I Spent Years Running From Conflict
Every time a conversation got difficult, I found a way to not have it. I was keeping the peace and slowly destroying the relationship.
Story
What actually happened
I grew up in a household where conflict was not managed - it erupted. Arguments were loud and left residue that nobody cleaned up. What I learned from watching that, not as a lesson but as a survival instinct, was that the safest strategy was to prevent friction before it started. Be agreeable.
Smooth things over. Find the path that required the least confrontation. This worked reasonably well as a childhood strategy. As an adult, in close relationships where genuine intimacy requires the ability to navigate disagreement, it was a slow catastrophe.
The relationship I was in at 24 - the most important one I had been in up to that point - suffered most from this pattern. When he did something that hurt me, I said I was fine.

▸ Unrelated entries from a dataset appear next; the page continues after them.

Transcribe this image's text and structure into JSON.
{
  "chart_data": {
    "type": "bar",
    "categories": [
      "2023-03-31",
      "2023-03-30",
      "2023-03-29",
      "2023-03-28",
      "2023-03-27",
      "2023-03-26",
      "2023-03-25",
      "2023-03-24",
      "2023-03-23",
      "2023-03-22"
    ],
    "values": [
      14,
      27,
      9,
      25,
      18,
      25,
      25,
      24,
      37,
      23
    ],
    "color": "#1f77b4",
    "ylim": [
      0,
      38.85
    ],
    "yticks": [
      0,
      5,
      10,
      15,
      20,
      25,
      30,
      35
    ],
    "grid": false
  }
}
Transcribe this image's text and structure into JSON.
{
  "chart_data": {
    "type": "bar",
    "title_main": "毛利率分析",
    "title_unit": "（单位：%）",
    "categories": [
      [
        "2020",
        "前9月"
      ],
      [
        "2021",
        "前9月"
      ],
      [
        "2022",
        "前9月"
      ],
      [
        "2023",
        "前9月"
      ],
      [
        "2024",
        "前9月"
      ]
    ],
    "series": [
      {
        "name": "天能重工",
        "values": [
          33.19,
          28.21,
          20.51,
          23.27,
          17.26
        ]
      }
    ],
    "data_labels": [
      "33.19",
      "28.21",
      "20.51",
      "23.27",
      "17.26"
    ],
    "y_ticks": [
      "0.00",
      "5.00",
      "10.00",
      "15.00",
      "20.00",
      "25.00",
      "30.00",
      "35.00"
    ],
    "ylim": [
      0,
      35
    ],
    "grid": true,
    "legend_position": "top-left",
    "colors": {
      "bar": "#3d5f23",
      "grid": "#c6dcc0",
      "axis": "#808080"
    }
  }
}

When I disagreed with a decision, I deferred.
When I had resentment about a recurring dynamic, I buried it until it came out sideways in a tone of voice during an argument about something entirely unrelated. I was not being dishonest in a calculated way.
I genuinely believed, at some level, that expressing difficulty would destabilise something fragile - that the relationship could not hold the weight of my actual feelings. What I was actually doing was preventing any real intimacy by refusing to be truly known, and the relationship operated at the surface level because I would not let it go deeper.
We broke up at 26 and in the months that followed, with the help of a therapist and some very patient friends who had been watching this pattern for years, I started understanding what I had been doing and where it came from. The understanding was the relatively easy part. The practice was harder.
Learning to have difficult conversations as an adult, when you have spent your whole life avoiding them, is like learning to use a physical skill you have been compensating around for years. Everything feels awkward at first. You overcorrect. You have the conversation badly before you learn to have it well.
What I found, through practice and considerable discomfort, was that most relationships - the good ones, the ones worth having - can hold honesty. That expressing a need does not end things. That the conversations I had been most afraid to have were almost never as catastrophic as I had imagined.
The relationship I am in now has had disagreements that we have talked through directly. Not perfectly - I still notice the old instinct to smooth things over before they are actually resolved. But I catch it now. And I choose differently.